耳をつんざくような断末魔が、異界の空に響き渡った。光の粒子を撒き散らし、ぐずぐずと体躯を腐らせながら、ラゴゼ・ヒイヨが消滅してゆく…。雪原の館を死と狂気で覆い尽くした異界の神の、それがひどく呆気ない最後の姿だった。
“門”の消滅とともに崩壊を始める空間。幽世から現世へ…。なめし皮のような光沢を放つ黒が、コバルトの夜空の色を取り戻す。


——Schlafe.schlafe.holder.suBer Knabe(お眠りなさい かわいらしい子よ)——
——leise wiegt dich deiner Mutter Hand;(私の手があなたを静かにゆすっている)——
——sanfte Ruhe.milde Labe(穏やかな眠り 柔らかな安らぎを)——
——bringt dir schwebend dieses Wiegenband…(このゆりかごは揺れて あなたに与えている)——

途切れることなく静謐に響く、母が歌う寂しがりやの少女のための子守歌…。長い長いノイエルの夜は終わりを迎え、霧がもたらす悲劇も幕を閉じる…。
アネモネ「…」(街に災いをもたらした邪教の魔女としてリリィの名は残っていくのだろうか… 我は忘れぬ。彼女はいなくなった夫を愛し続けた貞淑な妻であったと、娘のパエルを守ろうと、けして諦めなかった母だったと…)
晴れ渡る星露の向こうにあなたは一瞬、寄り添う親子の姿を垣間見た気がした…。

 


アネモネ「もうすぐ夜明けか…」
吸血鬼はそう呟きながら、約束どおりペンダントを身につけようとしていた。カチと鎖の留め具をはめた瞬間——夜の深い青、朝を告げようとしている温かな赤、光と闇が混じり合う狭間にある紫…まるで今の空の色を映すように深紅の石が輝いたように見えた。だが、下僕たちがいる街へ急ぐ吸血鬼は気づくことはなかった。

 

 

*レクイエムのキリエ「救憐唱」「憐れみの賛歌」とも。憐れみ深い神への賛歌、あるいは罪人が憐れみを乞う歌(Wikipediaより)

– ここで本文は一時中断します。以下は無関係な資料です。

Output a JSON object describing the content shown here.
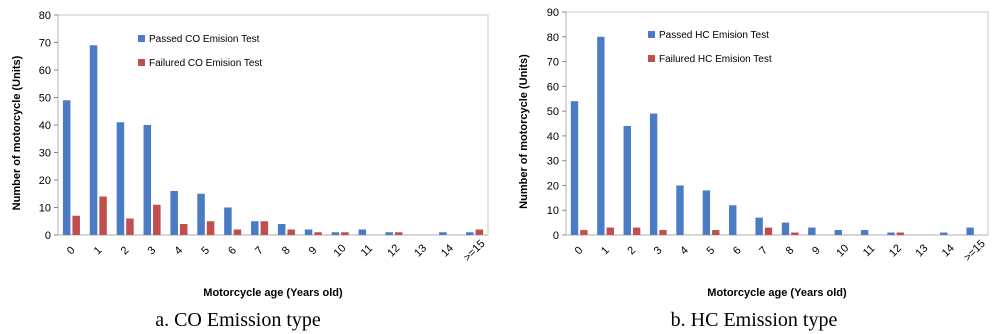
{
  "chart_data": [
    {
      "type": "bar",
      "caption": "a. CO Emission type",
      "xlabel": "Motorcycle age (Years old)",
      "ylabel": "Number of motorcycle (Units)",
      "ylim": [
        0,
        80
      ],
      "yticks": [
        0,
        10,
        20,
        30,
        40,
        50,
        60,
        70,
        80
      ],
      "grid": false,
      "legend_position": "top-center",
      "categories": [
        "0",
        "1",
        "2",
        "3",
        "4",
        "5",
        "6",
        "7",
        "8",
        "9",
        "10",
        "11",
        "12",
        "13",
        "14",
        ">=15"
      ],
      "series": [
        {
          "name": "Passed CO Emision Test",
          "color": "#4a7bc4",
          "values": [
            49,
            69,
            41,
            40,
            16,
            15,
            10,
            5,
            4,
            2,
            1,
            2,
            1,
            0,
            1,
            1
          ]
        },
        {
          "name": "Failured CO Emision Test",
          "color": "#c0504d",
          "values": [
            7,
            14,
            6,
            11,
            4,
            5,
            2,
            5,
            2,
            1,
            1,
            0,
            1,
            0,
            0,
            2
          ]
        }
      ]
    },
    {
      "type": "bar",
      "caption": "b. HC Emission type",
      "xlabel": "Motorcycle age (Years old)",
      "ylabel": "Number of motorcycle (Units)",
      "ylim": [
        0,
        90
      ],
      "yticks": [
        0,
        10,
        20,
        30,
        40,
        50,
        60,
        70,
        80,
        90
      ],
      "grid": false,
      "legend_position": "top-center",
      "categories": [
        "0",
        "1",
        "2",
        "3",
        "4",
        "5",
        "6",
        "7",
        "8",
        "9",
        "10",
        "11",
        "12",
        "13",
        "14",
        ">=15"
      ],
      "series": [
        {
          "name": "Passed HC Emision Test",
          "color": "#4a7bc4",
          "values": [
            54,
            80,
            44,
            49,
            20,
            18,
            12,
            7,
            5,
            3,
            2,
            2,
            1,
            0,
            1,
            3
          ]
        },
        {
          "name": "Failured HC Emision Test",
          "color": "#c0504d",
          "values": [
            2,
            3,
            3,
            2,
            0,
            2,
            0,
            3,
            1,
            0,
            0,
            0,
            1,
            0,
            0,
            0
          ]
        }
      ]
    }
  ]
}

ラゴゼ・ヒイヨは接近すると狂気の瞳で朦朧&不安定状態にされてしまうが、混沌耐性0なので、混沌の瞳と混沌の渦で遠距離攻撃していれば勝てる(混沌属性追加攻撃付き武器でもいけるかな?)沈黙の霧でよく魔法を封じられているのはMMAhのAI変更の影響だな。
アネモネはRP的に暗黒の矢、地獄の吐息、混沌の瞳、混沌の渦、ファイアボルドを鍛えているので、今回ソロ討伐へ向かったが… 実はLV上げで混沌の瞳のストックが少なくて、混沌の渦で一気に片づけようとして近づいてはねうねう状態になり、わりとグダってしまった。